Эта совершенная гармония не затронула ответной струны в сердце Дремпи Квисельда. Осклабившись, он вглядывался в глубины Железного Ока. Изображение внутри было предельно ясным, но никакое усилие не могло принести ему того, чего он страстно желал — возможности слышать голос верховного судьи.
Квисельд со вздохом отложил черный шар, склонил голову и принялся сосредоточенно тереть лоб. Опять разболится голова. Ничего такого, немного отдыха — и все пройдет, но все равно неприятно. Еще недавно он и знать не знал, что такое головная боль.
Первые две недели или около того Железное Око казалось панацеей от всех бед. Все, как обещал доктор Фламбеска. Никакие стены не были препятствием для его взора, и даже ночная мгла не скрывала от него запечатленного раз и навсегда облика. Почтенный Квисельд следил за верховным судьей дома и на службе, бодрствующим и спящим, одним и в обществе — и на какое-то время этого вполне хватало.
Бесспорно, Гнас ЛиГарвол представлял собой деятельного, неутомимого и преданного слугу общества. Его рвение было так велико, что он трудился практически без перерывов. Все его дни были заняты совещаниями, допросами и заседаниями суда. Оставшись один, он без устали трудился над бумагами. На взгляд почтенного Квисельда, вся эта деятельность не представляла для него угрозы. По крайней мере, так он думал поначалу.

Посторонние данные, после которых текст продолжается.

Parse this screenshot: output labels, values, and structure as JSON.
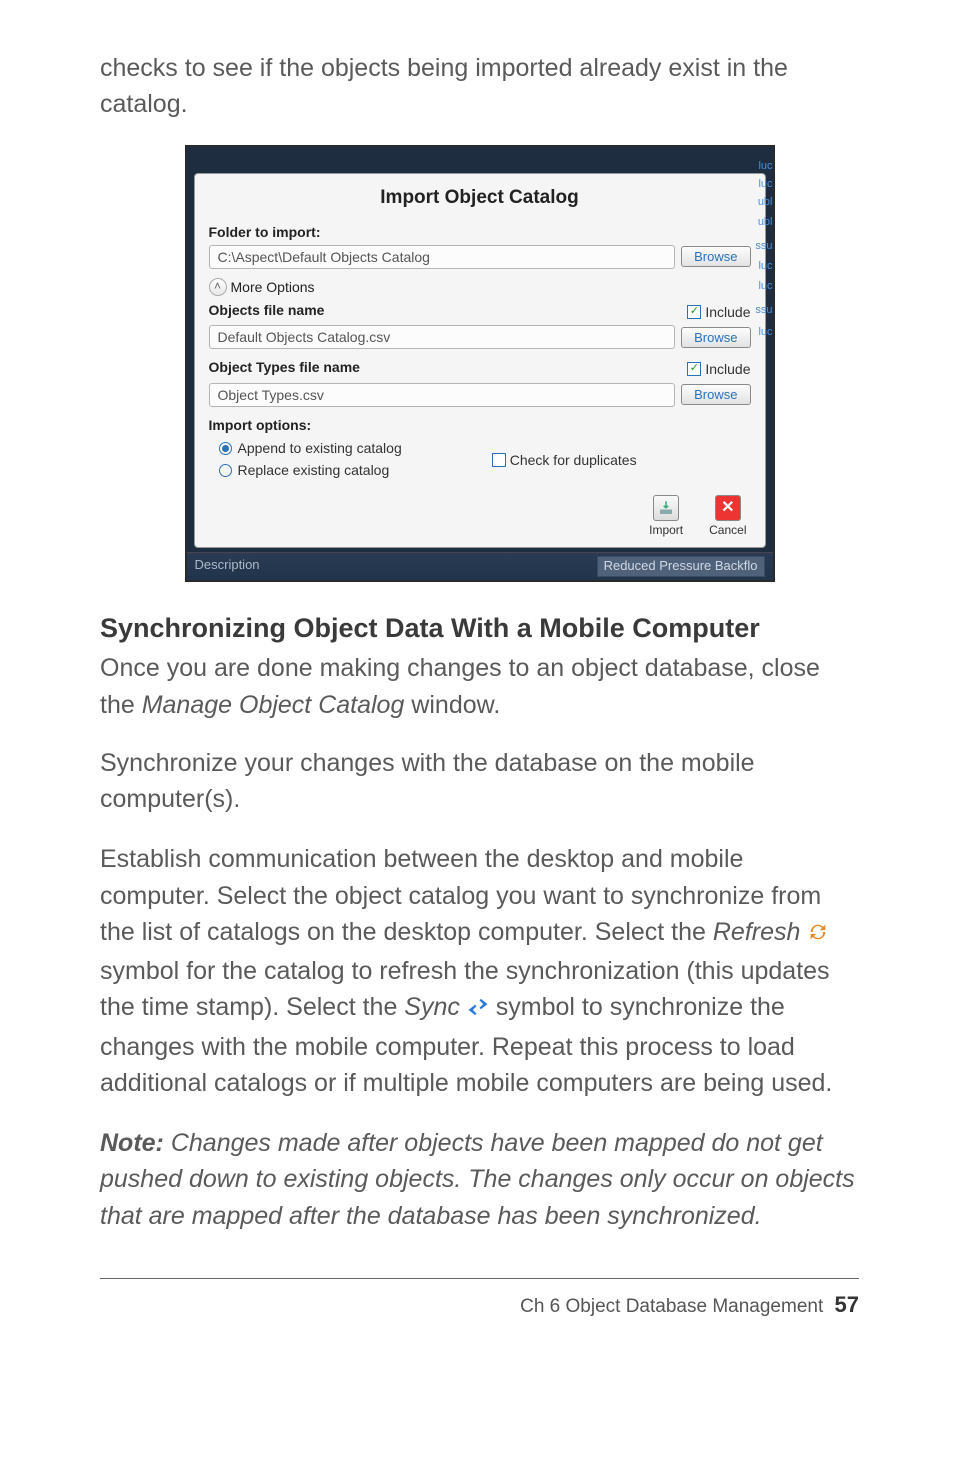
{
  "intro": "checks to see if the objects being imported already exist in the catalog.",
  "dialog": {
    "title": "Import Object Catalog",
    "folder_label": "Folder to import:",
    "folder_value": "C:\\Aspect\\Default Objects Catalog",
    "browse": "Browse",
    "more_options": "More Options",
    "objects_file_label": "Objects file name",
    "objects_file_value": "Default Objects Catalog.csv",
    "include": "Include",
    "types_file_label": "Object Types file name",
    "types_file_value": "Object Types.csv",
    "import_options_label": "Import options:",
    "opt_append": "Append to existing catalog",
    "opt_replace": "Replace existing catalog",
    "check_dup": "Check for duplicates",
    "import_btn": "Import",
    "cancel_btn": "Cancel",
    "desc_left": "Description",
    "desc_right": "Reduced Pressure Backflo"
  },
  "section_heading": "Synchronizing Object Data With a Mobile Computer",
  "p1a": "Once you are done making changes to an object database, close the ",
  "p1b": "Manage Object Catalog",
  "p1c": " window.",
  "p2": "Synchronize your changes with the database on the mobile computer(s).",
  "p3a": "Establish communication between the desktop and mobile computer. Select the object catalog you want to synchronize from the list of catalogs on the desktop computer. Select the ",
  "p3b": "Refresh",
  "p3c": " symbol for the catalog to refresh the synchronization (this updates the time stamp). Select the ",
  "p3d": "Sync",
  "p3e": " symbol to synchronize the changes with the mobile computer. Repeat this process to load additional catalogs or if multiple mobile computers are being used.",
  "note_label": "Note:",
  "note_body": " Changes made after objects have been mapped do not get pushed down to existing objects. The changes only occur on objects that are mapped after the database has been synchronized.",
  "footer_chapter": "Ch 6   Object Database Management",
  "footer_page": "57"
}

Но время шло, и по мере того как теплое дыхание весны согревало воздух, уверенность почтенного Квисельда таяла, как зимний снег. Он видел верховного судью погруженным в беззвучные беседы, отдающим неслышимые приказы, выражающим молчаливые надежды, и, Квисельд сам не знал, с какого времени, это неизменное молчание начало действовать на нервы. Действия ЛиГарвола повторялись изо дня в день, но намерения его по-прежнему оставались неизвестными, и недремлющее воображение Квисельда приписывало верховному судье самые коварные замыслы.

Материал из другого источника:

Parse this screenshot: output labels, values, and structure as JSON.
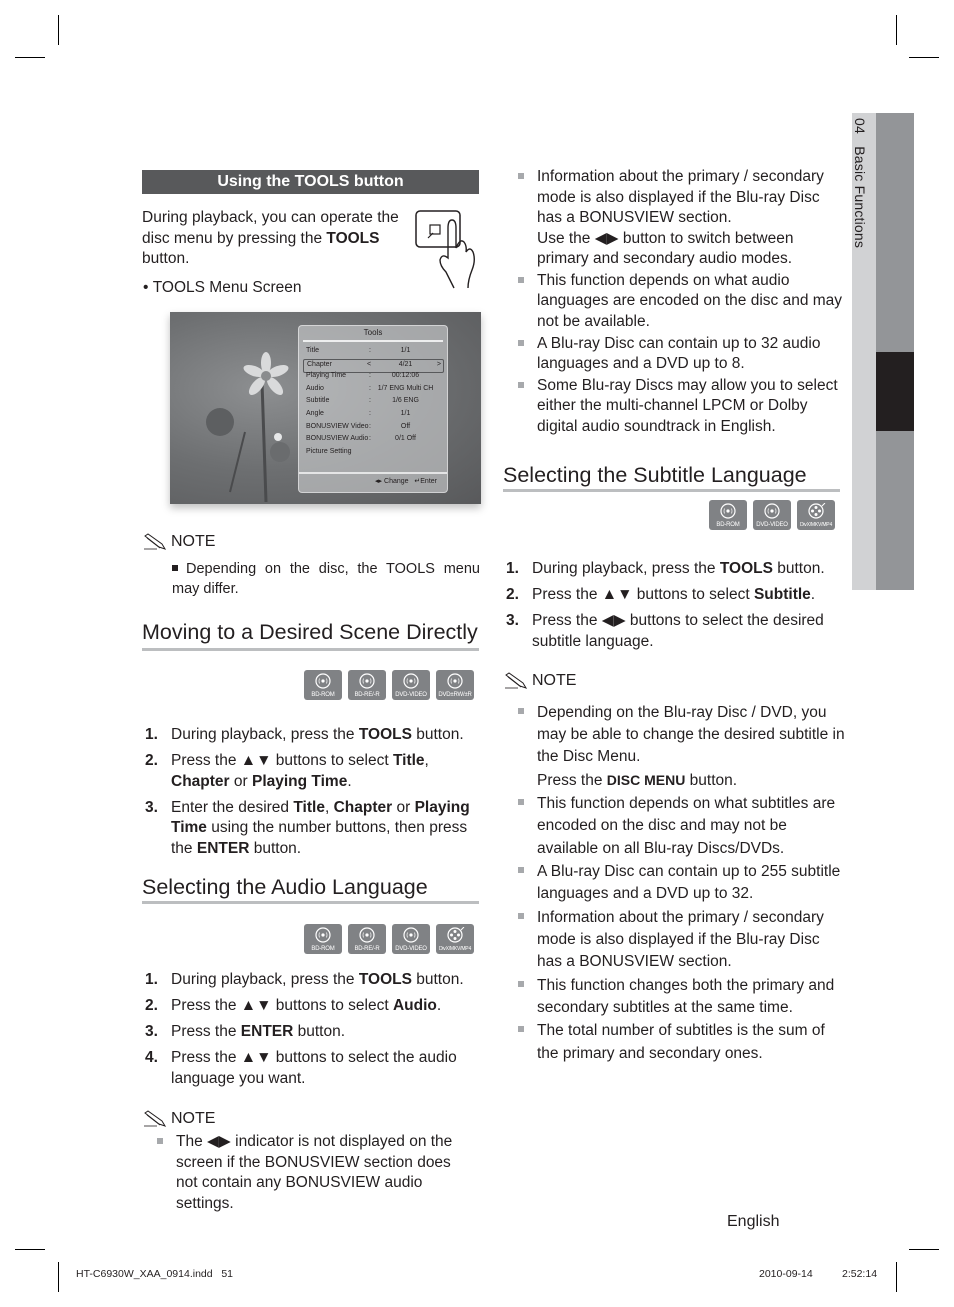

Гнас ЛиГарвол тайно замышлял убить его. Белый Трибунал не мог официально участвовать в уничтожении своего самого надежного союзника — младшие судьи, возможно, даже не были посвящены в намерения своего господина, следовательно, убийство должно быть тайным и показаться всем несчастным случаем. Несколько покушений уже провалилось, однако наверняка будут и другие.
Страхи являлись в сопровождении головной боли. Они преследовали его и днем, но их любимым временем была глухая ночь. Теперь и видения, вызванные Железным Оком; не столько успокаивали, сколько пугали. Квисельд осознавал это, но доводы рассудка не помогали оторваться от колдовского шара.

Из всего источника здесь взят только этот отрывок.